I was never that into exercise classes, or into any kind of collaborative workouts, really. But yoga classes and Pilates classes and Urban Rebounding (aka trampoline classes) sound so cool. Theoretically, workout classes seem like a great idea to me, but I never actually go. Well, it’s rare. Even when classes sound cool, it’s super rare that I can commit to being at a specific class at a specific time. Maybe it’s that certain rebellious streak running through me. Honestly, when I exercise, I just want to be alone.
Running and strength training became two of my favorite exercises around sophomore year of college, when I realized that I really liked the gym when I had headphones on. Before college, the idea of avoiding sports at all costs very much appealed to me, and I had lumped the gym in with ESPN and dodgeball. But running is a solitary sport, and no one can hold me accountable if I don’t run more than a mile (except self-critical me). And strength training is another loner activity most of the time, where I can lift as heavy or as light as I want and people mainly leave me alone save for the occasional ” here’s how to lift better!”
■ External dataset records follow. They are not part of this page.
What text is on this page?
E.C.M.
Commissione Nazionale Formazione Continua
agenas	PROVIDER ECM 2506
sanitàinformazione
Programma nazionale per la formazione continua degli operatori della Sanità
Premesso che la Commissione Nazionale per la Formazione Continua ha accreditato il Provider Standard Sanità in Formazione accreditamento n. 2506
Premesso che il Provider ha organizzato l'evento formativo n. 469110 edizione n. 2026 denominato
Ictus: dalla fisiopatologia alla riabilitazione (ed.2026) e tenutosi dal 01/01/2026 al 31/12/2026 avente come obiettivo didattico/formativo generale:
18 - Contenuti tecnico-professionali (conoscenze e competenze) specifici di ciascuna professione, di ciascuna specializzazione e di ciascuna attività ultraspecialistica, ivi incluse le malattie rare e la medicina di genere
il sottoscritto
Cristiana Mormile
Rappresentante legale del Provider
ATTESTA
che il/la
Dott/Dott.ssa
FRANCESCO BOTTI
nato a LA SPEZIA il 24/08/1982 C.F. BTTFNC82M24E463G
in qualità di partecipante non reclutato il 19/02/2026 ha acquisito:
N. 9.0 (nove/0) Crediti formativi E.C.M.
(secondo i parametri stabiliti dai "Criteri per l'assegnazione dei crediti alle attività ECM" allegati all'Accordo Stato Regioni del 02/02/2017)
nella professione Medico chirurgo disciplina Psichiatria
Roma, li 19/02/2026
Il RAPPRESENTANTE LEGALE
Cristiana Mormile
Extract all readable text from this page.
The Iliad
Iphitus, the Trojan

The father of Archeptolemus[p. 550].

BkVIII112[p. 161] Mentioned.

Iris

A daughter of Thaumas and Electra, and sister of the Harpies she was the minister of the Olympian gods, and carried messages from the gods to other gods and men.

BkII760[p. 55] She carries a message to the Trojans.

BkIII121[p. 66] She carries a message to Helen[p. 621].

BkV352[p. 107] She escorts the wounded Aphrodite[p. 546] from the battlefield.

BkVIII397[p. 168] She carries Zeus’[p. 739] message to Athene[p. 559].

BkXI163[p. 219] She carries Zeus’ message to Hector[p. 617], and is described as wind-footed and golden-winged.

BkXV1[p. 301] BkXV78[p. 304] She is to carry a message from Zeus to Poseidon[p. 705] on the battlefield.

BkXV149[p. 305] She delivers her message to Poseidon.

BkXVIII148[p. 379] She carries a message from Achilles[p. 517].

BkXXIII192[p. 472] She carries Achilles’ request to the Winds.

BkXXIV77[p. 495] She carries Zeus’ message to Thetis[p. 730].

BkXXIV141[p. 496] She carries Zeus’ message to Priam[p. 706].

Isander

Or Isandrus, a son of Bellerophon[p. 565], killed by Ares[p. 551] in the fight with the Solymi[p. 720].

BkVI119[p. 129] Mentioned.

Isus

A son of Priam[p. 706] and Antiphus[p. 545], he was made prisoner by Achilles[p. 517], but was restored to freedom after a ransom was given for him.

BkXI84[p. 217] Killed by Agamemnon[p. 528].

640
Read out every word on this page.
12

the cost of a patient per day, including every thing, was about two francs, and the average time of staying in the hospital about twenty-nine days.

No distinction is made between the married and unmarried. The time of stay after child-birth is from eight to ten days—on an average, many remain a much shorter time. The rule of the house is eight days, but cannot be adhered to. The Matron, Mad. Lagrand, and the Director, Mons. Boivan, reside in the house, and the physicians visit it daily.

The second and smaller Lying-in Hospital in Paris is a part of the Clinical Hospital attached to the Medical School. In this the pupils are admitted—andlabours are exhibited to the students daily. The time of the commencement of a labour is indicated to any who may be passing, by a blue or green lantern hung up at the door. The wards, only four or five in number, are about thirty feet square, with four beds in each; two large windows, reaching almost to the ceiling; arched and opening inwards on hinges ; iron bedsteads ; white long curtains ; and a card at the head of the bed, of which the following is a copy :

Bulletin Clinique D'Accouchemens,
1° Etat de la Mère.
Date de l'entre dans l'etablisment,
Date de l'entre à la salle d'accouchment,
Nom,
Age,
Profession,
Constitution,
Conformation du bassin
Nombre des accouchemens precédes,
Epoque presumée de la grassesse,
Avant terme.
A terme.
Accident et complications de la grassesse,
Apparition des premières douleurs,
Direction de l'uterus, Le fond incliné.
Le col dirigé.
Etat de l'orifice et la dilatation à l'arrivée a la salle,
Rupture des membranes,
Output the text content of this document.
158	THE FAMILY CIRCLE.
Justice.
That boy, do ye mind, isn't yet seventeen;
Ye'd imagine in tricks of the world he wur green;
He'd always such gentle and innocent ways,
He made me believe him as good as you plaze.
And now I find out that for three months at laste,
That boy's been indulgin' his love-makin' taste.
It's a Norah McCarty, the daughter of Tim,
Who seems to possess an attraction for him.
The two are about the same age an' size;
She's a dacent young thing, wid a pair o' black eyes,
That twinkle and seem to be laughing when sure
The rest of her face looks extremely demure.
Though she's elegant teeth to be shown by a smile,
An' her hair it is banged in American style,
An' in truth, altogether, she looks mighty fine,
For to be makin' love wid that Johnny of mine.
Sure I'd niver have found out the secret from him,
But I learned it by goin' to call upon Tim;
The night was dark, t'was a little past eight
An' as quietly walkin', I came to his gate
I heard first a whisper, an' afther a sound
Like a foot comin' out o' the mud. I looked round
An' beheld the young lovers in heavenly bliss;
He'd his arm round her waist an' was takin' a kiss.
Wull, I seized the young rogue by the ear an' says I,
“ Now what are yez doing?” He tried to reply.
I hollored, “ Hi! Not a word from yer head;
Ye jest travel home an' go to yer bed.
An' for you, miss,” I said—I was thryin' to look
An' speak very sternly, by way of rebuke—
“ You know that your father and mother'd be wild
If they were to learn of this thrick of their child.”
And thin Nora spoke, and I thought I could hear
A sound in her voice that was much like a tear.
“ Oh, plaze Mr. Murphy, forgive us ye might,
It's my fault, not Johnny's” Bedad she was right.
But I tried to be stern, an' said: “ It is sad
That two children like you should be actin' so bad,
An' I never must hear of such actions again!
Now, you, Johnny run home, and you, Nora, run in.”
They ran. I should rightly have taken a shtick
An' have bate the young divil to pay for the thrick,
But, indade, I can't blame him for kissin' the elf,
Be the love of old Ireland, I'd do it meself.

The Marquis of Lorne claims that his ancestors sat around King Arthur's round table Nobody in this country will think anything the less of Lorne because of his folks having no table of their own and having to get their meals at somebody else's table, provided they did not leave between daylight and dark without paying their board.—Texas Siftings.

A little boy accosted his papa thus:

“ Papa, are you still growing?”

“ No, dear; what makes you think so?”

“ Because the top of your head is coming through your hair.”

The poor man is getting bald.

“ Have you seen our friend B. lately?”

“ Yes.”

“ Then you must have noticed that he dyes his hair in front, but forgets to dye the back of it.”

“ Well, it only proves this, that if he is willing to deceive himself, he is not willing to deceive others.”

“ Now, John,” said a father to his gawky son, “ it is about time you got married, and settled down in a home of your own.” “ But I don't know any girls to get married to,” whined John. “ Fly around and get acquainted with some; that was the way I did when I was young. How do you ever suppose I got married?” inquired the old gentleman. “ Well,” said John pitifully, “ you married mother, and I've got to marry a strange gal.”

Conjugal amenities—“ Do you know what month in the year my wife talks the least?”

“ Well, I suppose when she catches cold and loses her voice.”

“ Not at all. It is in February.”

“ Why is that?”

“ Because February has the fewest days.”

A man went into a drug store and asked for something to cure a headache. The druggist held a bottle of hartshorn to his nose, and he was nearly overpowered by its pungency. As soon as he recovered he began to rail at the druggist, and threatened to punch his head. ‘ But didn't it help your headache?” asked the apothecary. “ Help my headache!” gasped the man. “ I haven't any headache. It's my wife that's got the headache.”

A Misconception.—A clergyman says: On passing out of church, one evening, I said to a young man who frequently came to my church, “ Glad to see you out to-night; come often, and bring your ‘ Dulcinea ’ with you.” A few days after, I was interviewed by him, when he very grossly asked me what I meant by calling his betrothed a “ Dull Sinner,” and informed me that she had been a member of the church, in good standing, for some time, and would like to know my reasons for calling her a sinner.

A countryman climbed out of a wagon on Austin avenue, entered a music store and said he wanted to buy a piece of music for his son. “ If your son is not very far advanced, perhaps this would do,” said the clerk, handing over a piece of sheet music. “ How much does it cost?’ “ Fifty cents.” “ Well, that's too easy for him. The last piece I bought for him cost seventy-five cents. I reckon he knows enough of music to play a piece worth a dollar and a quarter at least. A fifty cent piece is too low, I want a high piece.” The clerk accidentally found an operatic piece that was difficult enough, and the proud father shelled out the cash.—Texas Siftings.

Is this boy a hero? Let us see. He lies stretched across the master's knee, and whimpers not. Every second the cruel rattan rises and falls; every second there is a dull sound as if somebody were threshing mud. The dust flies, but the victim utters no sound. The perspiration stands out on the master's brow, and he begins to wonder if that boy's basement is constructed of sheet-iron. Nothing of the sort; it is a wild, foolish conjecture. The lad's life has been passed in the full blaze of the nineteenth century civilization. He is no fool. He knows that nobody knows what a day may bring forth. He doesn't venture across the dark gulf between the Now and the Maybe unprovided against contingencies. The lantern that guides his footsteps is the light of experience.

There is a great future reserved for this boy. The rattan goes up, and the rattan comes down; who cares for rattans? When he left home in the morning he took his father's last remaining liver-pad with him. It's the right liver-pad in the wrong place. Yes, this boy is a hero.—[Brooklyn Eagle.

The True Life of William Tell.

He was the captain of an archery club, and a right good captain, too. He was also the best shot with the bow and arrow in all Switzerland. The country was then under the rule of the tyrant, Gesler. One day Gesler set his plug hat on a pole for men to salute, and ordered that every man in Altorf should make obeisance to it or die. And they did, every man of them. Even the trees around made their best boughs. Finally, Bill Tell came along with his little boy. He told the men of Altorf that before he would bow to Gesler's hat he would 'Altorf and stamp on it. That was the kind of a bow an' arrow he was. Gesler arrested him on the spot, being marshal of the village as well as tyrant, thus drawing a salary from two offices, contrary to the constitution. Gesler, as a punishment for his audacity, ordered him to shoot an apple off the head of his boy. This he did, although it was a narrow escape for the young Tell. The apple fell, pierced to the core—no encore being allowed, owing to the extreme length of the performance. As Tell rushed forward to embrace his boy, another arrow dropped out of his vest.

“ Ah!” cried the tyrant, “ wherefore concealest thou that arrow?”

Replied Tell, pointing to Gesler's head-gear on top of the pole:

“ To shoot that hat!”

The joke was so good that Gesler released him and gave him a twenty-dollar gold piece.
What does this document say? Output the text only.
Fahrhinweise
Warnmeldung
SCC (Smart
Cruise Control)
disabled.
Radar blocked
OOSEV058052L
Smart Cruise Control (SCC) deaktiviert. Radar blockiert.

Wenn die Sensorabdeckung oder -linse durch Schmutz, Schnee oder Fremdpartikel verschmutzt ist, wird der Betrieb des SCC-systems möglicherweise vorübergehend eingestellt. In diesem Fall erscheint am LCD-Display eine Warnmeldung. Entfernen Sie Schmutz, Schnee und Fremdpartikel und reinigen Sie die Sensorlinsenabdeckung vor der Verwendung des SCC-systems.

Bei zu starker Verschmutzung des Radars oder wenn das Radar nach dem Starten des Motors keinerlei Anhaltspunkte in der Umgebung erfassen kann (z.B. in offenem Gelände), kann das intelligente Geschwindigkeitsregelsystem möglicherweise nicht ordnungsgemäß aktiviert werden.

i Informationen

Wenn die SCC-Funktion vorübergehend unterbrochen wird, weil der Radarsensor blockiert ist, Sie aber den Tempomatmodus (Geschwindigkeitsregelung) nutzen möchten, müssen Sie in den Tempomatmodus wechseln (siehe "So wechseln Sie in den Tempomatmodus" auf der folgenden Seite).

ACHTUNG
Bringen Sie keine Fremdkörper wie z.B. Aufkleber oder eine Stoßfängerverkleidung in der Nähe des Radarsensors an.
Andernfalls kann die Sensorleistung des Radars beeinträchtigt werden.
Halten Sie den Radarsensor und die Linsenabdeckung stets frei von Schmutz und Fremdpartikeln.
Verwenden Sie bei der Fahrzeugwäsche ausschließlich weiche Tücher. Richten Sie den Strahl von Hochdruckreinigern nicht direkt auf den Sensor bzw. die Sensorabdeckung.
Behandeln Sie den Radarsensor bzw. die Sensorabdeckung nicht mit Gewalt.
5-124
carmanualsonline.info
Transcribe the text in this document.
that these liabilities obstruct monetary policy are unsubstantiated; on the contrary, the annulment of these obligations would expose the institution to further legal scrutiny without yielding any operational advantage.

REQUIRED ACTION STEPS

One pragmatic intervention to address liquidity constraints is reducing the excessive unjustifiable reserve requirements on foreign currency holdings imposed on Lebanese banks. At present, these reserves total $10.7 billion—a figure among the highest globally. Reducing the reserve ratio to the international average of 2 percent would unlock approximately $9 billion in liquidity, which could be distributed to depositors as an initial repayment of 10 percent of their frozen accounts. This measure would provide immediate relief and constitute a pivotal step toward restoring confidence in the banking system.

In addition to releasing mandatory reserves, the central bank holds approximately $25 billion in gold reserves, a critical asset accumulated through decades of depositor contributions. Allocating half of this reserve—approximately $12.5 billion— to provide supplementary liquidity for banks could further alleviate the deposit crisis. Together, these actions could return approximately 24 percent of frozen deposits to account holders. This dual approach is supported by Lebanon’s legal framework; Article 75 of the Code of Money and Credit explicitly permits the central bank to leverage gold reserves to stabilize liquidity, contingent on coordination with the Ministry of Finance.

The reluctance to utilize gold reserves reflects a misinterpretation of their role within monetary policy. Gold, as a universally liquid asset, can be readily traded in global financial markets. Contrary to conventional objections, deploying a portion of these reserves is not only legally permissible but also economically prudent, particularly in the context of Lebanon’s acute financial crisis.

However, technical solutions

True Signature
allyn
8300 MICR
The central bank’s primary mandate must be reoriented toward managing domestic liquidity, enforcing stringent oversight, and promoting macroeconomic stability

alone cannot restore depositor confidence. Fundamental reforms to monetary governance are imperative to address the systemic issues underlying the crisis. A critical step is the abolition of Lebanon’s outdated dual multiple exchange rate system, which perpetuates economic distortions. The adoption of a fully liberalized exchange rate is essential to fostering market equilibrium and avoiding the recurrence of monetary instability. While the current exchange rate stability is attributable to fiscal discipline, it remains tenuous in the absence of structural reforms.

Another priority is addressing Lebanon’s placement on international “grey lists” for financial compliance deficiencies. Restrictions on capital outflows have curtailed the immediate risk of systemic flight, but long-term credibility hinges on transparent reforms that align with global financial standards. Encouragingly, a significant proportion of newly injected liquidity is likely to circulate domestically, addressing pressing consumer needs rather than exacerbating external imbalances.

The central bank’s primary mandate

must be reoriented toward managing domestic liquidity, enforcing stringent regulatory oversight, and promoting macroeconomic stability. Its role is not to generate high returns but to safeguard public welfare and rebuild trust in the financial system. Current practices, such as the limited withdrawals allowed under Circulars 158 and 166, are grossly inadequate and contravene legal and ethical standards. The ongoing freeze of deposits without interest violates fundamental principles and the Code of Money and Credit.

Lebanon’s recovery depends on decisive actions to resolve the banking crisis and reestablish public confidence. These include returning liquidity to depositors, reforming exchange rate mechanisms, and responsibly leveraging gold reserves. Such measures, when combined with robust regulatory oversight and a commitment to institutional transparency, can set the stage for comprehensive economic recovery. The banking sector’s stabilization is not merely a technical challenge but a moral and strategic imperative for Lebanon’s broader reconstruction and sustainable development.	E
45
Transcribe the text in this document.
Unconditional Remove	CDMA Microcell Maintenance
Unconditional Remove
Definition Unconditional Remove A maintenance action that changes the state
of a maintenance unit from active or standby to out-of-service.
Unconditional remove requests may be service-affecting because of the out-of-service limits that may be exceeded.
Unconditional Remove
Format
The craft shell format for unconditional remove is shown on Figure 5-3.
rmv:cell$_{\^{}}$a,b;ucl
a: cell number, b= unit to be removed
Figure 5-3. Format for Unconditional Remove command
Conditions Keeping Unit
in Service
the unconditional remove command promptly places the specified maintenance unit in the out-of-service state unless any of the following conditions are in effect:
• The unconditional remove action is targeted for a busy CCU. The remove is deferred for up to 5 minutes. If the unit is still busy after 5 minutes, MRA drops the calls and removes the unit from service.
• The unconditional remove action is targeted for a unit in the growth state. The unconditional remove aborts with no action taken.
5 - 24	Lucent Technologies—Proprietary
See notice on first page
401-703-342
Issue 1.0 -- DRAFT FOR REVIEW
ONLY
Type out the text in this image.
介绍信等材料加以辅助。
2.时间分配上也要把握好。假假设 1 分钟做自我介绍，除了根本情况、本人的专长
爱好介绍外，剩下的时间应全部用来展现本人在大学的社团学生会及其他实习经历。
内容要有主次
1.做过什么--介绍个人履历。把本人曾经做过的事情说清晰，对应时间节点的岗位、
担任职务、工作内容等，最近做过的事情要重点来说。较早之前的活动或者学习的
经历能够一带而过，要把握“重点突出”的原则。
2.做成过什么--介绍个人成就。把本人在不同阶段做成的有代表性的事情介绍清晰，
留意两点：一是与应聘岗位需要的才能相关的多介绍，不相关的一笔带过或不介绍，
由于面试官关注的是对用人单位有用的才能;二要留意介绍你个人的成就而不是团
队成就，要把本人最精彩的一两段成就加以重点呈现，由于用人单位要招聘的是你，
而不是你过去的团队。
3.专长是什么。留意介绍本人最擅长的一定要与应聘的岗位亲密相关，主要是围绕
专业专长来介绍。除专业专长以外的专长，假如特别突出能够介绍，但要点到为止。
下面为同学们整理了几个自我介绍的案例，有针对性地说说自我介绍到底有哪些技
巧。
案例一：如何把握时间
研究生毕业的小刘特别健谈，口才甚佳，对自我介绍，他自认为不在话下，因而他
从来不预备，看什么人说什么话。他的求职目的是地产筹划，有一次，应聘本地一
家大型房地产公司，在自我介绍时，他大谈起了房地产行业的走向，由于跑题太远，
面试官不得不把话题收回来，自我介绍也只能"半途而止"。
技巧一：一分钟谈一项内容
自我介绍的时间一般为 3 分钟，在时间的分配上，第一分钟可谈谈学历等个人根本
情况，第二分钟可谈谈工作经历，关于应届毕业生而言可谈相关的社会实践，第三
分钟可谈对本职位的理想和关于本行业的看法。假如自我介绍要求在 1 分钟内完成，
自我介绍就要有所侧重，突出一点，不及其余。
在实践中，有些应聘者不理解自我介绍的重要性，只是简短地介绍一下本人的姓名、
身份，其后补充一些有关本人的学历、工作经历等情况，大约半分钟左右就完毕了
Both running and strength training are very mainstream, acceptable forms of exercises to do, even if not at the gym. But sometimes I don’t feel like going outside and running, or outside to the gym (my gym is 11 blocks away), so I do a “home workout.” These workouts usually consist of body weight strength training exercises (i.e lunges, squats, pushups) and the equivalent of half an hour of jumping jacks spaced out in intervals. When I get into a conversation with someone about working out, and I tell them I didn’t go to the gym today but instead did a “home workout, which includes a lot of jumping jacks,” people usually kind of snicker. Jumping jacks seem to be a weirdly unacceptable exercise to do. They are part of an unlabeled and non-mainstream exercise program that I made up. But that’s okay- it works for me.
Sometimes I feel too tired or too pressed for time to even do my home workout. For awhile, during one or two of the most exhausting auto shows I worked, where I was standing on a hard floor for 9 hours in heels all day, I would solely do my ‘5 minute workout’ every night before bed. All this workout consisted of was a bunch of different ab exercises (sit up variations), and a bunch of push-ups. Sometimes on super-motivated nights, I’d actually do this workout for 10 minutes instead of 5. This may sound like only a little bit of time, but the differences were notable to me. I felt better. And then eventually I’d go back to the gym and run and do hour long home workouts and get back to my irregularly scheduled program.
I guess the main thing about exercise in your thirties, or anytime really, is to do what works for you. I prioritize wanting to go back and work out again, and be consistent with exercising multiple times, so it’s important for me not to hate my workouts and feel like they’re too hard. They just need to be hard enough…or sometimes they just need to be easy. I try to stay kind to myself.
Once I’m actually working out, I find it easier to continue working out. The hardest part is usually starting- which is, coincidentally, the hardest part of doing anything.
And some days I just stretch…I put on music and stretch everything that hurts, and then I make up stretches that have no labels and that I have never done before, or maybe I have once but I’ve forgotten them. All I know is that it helps to let your preferences lead the way. Tell your body: ‘Remember, this is good- this is your favorite. This will be an easy one. We’ve got this.’